Unlike surrounding states, the population of Indiana increased by a modest 4.7% over the past decade, adding about 300,000 residents to increase the total to 6.8 million.
Indiana’s congressional delegation will remain at nine members of the U.S. House and, of course, the two Senators.
The last time Indiana lost a seat in the U.S. House was 2000. There was concern that the state would lose another House seat this time around as the country’s population center continues to move southwest.
At some point between now and Nov. 15, the Republican supermajorities in the Indiana House and Senate will redraw the maps for the congressional and legislative districts.
There will be no independent commission to make recommendations on what the boundaries should look like for the next decade. Indiana Democrats can be assured that they will face an uphill battle over the next 10 years to retain the seats they currently have or gain seats in the future.

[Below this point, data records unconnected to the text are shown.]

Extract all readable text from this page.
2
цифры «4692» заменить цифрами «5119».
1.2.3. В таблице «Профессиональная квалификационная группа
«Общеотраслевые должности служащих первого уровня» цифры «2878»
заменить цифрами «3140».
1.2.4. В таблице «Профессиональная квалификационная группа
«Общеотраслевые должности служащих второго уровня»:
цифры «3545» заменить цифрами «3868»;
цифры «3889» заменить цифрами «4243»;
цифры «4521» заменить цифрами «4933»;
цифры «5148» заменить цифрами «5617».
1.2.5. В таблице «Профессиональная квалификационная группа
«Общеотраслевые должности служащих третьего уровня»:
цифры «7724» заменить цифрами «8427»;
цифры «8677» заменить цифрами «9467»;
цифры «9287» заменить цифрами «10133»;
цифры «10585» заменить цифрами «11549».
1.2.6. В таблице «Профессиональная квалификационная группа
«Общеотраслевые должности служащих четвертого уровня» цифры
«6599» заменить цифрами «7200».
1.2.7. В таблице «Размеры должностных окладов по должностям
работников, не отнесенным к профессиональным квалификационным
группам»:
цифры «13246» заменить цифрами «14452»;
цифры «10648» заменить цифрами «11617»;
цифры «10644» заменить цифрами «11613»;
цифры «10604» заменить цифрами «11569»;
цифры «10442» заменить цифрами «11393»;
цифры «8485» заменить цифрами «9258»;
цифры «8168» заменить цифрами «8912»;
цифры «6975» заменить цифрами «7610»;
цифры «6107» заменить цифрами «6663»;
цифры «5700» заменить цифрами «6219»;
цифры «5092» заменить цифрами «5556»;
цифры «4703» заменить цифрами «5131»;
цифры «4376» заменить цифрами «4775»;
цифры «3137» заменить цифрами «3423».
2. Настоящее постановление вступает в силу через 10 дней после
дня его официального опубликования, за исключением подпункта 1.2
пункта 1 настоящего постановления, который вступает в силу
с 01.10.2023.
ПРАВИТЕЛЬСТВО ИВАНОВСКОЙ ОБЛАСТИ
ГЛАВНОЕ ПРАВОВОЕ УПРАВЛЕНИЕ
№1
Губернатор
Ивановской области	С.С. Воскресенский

But the census figures also should mean that local county and city officials will consider redrawing the district maps for seats on county and city councils.
Last year, Madison County commissioners redrew the boundary lines for the three seats on the board of commissioners to better reflect population trends in the county.
At the time, commissioners said that the old boundaries had 18% of the population in the North District, 58% in the Middle District and 24% in the South District.
The new maps drawn by an outside consultant now has the districts each with about 33% of the county’s population.
The decision to redraw the maps was admirable but should have waited until the 2020 census figures were released this year. Instead, the timing of the redrawing made it appear politically motivated for the advantage of incumbents.
Projections show that Madison County has had a population decline of 1.6% over the past decade to 129,561 residents. That is a slower rate of decline than in previous census data.
When the figures for 2020 are announced, Anderson’s population is expected to decline by 2.7%, Elwood by 2.5% and Alexandria by 3.5%. Pendleton’s population is climbing by an estimated 2.6% and Lapel by 1.7%.
The district lines for seats on the Madison County Council and the three city councils in the county have not changed for decades. Those districts should be redrawn before the 2022 and 2023 election cycles.
Madison County can lead the way for the state by adopting resolutions or ordinances by the impacted councils to allow local residents greater input into the map making via a bipartisan committee.
Will the councils decide to stand pat for the next decade? Only time will tell.